Facing backlash over Pete Davidson's joke about newly elected Congressman Dan Crenshaw, Saturday Night Live welcomed the Lieutenant Commander himself to appear on the most recent episode in order to accept Davidson's apology in person.

The Atlantic

The rescinded joke was part of last week's "Weekend Update's" gimmick of giving "first impressions" of candidates. Davidson commented on Crenshaw, who wears a right eye patch after incurring an injury as a Navy SEAL in Afghanistan, "This guy is kinda cool. … You may be surprised to hear he's a congressional candidate from Texas and not a hitman... in a porno movie." Davidson delivered the punchline glibly, adding, "I'm sorry, I know he lost his eye in war, or whatever."

The comedian's brusque delivery, paired with unfortunate timing one week before Veteran's Day, made the joke seem especially crass and sparked outrage online.

Fast forward to this past weekend and Davidson's fine-tuned apology: "In what must be a huge shock for people who know me, I made a poor choice last week," Davidson said. "I made a joke about Lt. Com. Dan Crenshaw and on behalf of myself and the show, I apologize… I mean this from the bottom of my heart, it was a poor choice of words. The man is a war hero and he deserves all the respect in the world. "

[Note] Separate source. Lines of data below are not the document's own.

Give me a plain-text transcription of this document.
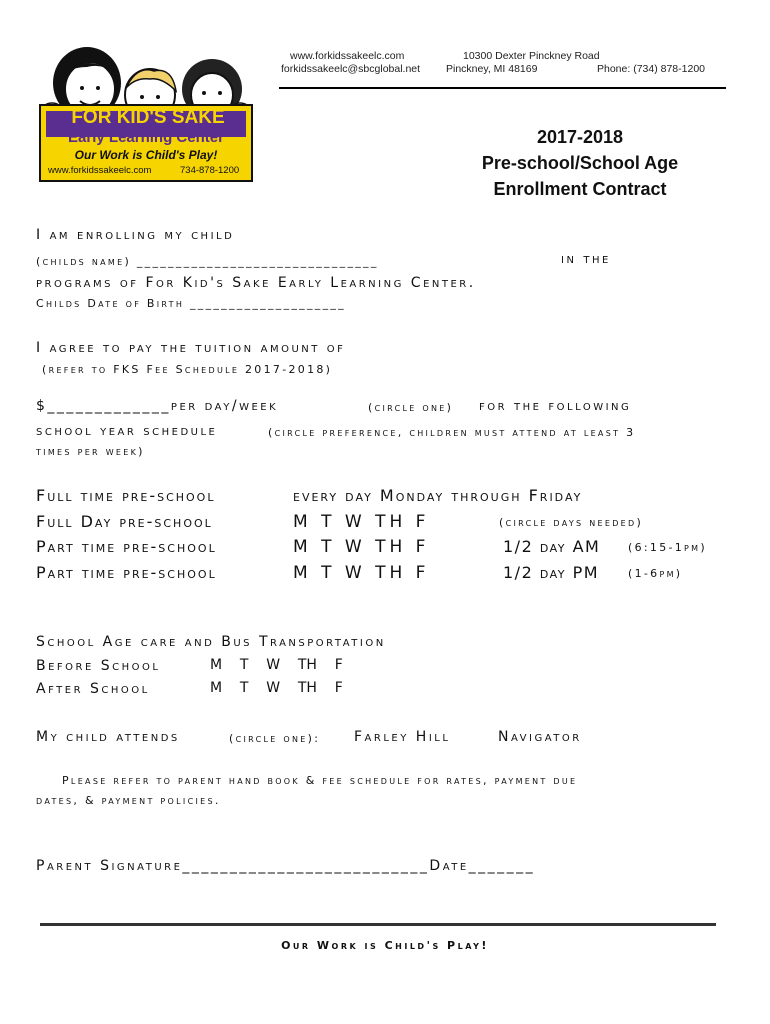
www.forkidssakeelc.com
forkidssakeelc@sbcglobal.net
10300 Dexter Pinckney Road
Pinckney, MI 48169	Phone: (734) 878-1200
FOR KID'S SAKE
Early Learning Center
Our Work is Child's Play!
www.forkidssakeelc.com	734-878-1200
2017-2018
Pre-school/School Age
Enrollment Contract
I am enrolling my child
(childs name) _______________________________	in the
programs of For Kid's Sake Early Learning Center.
Childs Date of Birth ____________________
I agree to pay the tuition amount of
(refer to FKS Fee Schedule 2017-2018)
$_____________per day/week	(circle one) for the following
school year schedule	(circle preference, children must attend at least 3
times per week)
Full time pre-school	every day Monday through Friday
Full Day pre-school	M T W TH F	(circle days needed)
Part time pre-school	M T W TH F	1/2 day AM	(6:15-1pm)
Part time pre-school	M T W TH F	1/2 day PM	(1-6pm)
School Age care and Bus Transportation
Before School	M    T    W    TH    F
After School	M    T    W    TH    F
My child attends	(circle one): Farley Hill	Navigator
Please refer to parent hand book & fee schedule for rates, payment due
dates, & payment policies.
Parent Signature__________________________Date_______
Our Work is Child's Play!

Davidson added, "For one day, Republicans and Democrats agreed on one thing: I'm a dick." Here Crenshaw himself rolled his chair onscreen in a surprise cameo and quipped, "You think?"

After accepting Davidson's apology, Crenshaw was given his own attempt at a comedy set, beginning with an "accidental" phone call with a ringtone set to Ariana Grande's "Breathin'." Crenshaw feigned naivety by asking the comedian, "Oh, do you know her?" He was also invited to mock an image of Davidson as a gesture of quid pro quo, featuring very Davidson-esque one-liners like, "He looks like if the meth in Breaking Bad were a person." His parting shot was a comparison between the comedian and a Martin Short character, to which he added, "By the way, one of these people was actually good on SNL." The studio audience mixed laughter with uncomfortable groans.

Initially, Crenshaw took to Twitter to show he didn't appreciate the joke, stating, "Good rule in life: I try hard not to offend; I try harder not to be offended. That being said, I hope @nbcsnl recognizes that vets don't deserve to see their wounds used as punchlines for bad jokes."

Then in last week's interview with Fox News, Crenshaw described himself as having "thick skin." He cited his fellow Navy SEALS often jesting each other, but his "rules" for what humor is appropriate are simply this: "It has to be original, it has to be witty, and it has to be actually funny." In a video with TMZ, he specified, "Here's the real atrocity of all this: It wasn't even funny. It was not original … It was just mean-spirited." Crenshaw even articulated a thoughtful criticism of outrage culture, stating, "I want to get away from this culture where we demand apologies every time someone misspeaks...We don't need to be outwardly outraged. I don't need to demand apologies from them."

Yet the internet (as well as former White House press secretary Sean Spicer, who demanded that Lorne Michaels be fired for allowing the skit to air) supplied enough outrage to fill Crenshaw's stead.

His appearance on SNL didn't just appease those who called for an apology, because he also flipped the tone of the skit to deliver a sober message to viewers about forgoing partisan outrage. In a flat address to the camera, he stated, "There's a lot of lessons to learn here. Not just that the left and right can agree on some things, but also this: Americans can forgive one another. We can remember what brings us together as a country and still see the good in each other."

Afterwards, Crenshaw took to Twitter to thank the show for its time to spotlight veterans, referring to his closing sentiment to "never forget" veterans' sacrifices and those who died on September 11th, including Davidson's firefighter father.

Overall, the segment combined playground comebacks with sincere moralizing in abrupt tonal shifts that were clearly well-intended — but awkward. In truth, Crenshaw's jokes at Davidson's expense weren't particularly funny themselves, and it's difficult to spin a televised acceptance of an apology into a message about not demanding apologies.

However, it's historically rare for SNL to give straightforward, on-air apologies for its jabs at public figures, suggesting that Davidson's apology is in recognition of the fact that the public's barometer for offense is obviously sensitive right now. That it was awkward and tonally dissonant highlights another obvious fact: we don't know what to do with apologies.

As outrage fades, is there much difference between silence and an alleged offender's apology? Or by then have we moved on to the next outcry? Reactions on Twitter to Davidson's apology spanned from laudations of Davidson's class to lamentations that comedians have to apologize for jokes, while President Trump name calls more than he governs.

On that note, Crenshaw did imbue the SNL segment with notions of forgiveness and unity, speaking against "imaginary barriers" between social strata and urging people to be "connected together as grateful, fellow Americans." His own vacillation about the need for apologies reflects that we're not sure how to bridge those connections, but we're very loud about needing them.